VGANSI - NicheInterests/mistfunk GitHub Wiki
As long as [ANSI art] was being viewed in its native element, on BBSes and in terminals, historically extra-tall [scroller]s or extra-wide [BIN] pieces could never be viewed in their entirety all at once, requiring audiences to page down or creep along one new row at a time to reveal more of the giant image. (In the 21st century, terminal windows can be quite a bit bigger, and some BBS softwares have attempted to catch up with them.) Even when creating the works the artists weren't able to survey the entirety of their canvas at a glance, meaning that viewed up close, all the parts of an image would fit handily together and flow seamlessly one part into another, where an impossible-at-the-time survey of the complete image might reveal that perspective or proportions got dodgy across the complete course of the artwork.
This changed when ANSI viewing programs innovated with the "VGA thumbnail" mode, allowing people to, for the first time, see the whole artwork all at once. Artists could make some changes, then swap graphics modes to see how things were going so far overall, and then duck back in close to make nips and tucks they otherwise might never have even realised were necessary.
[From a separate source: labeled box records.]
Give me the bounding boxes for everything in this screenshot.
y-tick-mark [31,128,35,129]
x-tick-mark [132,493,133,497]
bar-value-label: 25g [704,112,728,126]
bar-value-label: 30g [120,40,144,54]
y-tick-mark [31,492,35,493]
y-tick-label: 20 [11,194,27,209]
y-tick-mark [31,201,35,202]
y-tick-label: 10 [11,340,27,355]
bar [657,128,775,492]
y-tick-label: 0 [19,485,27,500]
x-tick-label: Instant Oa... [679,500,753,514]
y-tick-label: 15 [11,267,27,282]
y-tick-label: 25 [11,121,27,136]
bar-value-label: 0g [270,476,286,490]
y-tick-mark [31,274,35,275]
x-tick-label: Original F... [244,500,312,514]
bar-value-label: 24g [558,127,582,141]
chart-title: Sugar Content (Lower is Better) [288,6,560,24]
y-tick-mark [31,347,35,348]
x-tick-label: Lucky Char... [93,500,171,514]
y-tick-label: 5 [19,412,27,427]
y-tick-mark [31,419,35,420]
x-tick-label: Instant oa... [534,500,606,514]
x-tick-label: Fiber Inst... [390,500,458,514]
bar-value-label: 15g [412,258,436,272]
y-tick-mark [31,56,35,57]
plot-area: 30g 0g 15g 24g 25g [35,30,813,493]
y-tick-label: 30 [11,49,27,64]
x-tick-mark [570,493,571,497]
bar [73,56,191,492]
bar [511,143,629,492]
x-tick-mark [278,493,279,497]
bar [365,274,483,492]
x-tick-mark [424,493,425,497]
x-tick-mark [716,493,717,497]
But as with all things, there were some trade-offs: putting more effort into ensuring that a scroller looked good in VGA preview might well mean skimping on the texture and detail offered the end viewer back in 80x25 mode. If you fail to put in the work at the ground level and are just playing to the audiences looking at the "VGA preview", then the idea is that you are not drawing ANSI per se but rather "VGANSI", using an ANSI art editor as a clumsy ANSI pixelart editor, eschewing the unique qualities (notably the half-block and shade-block character use) that make the ANSI medium distinct and unique in favor of pixelart that could just as well have been doodled in MS Paint or Deluxe Paint or aesprite. You may make a big and impressive ANSI art scroller, but if it contains none of the distinct ANSI flavour on the character by character level then you have actually just drawn a long piece of VGANSI.
The general sentiment in the ANSI art community is that if you are going to draw pixelart, you may as well draw it in a pixelart editor and save it in a pixelart format, and if you're going to draw ANSI art, you may as well draw it in an ANSI art editor and save it in an ANSI art format. Consequently, 1-to-1 adaptations of eg. video game sprite art into ANSI art also has a way of winding up tarred as VGANSI as well.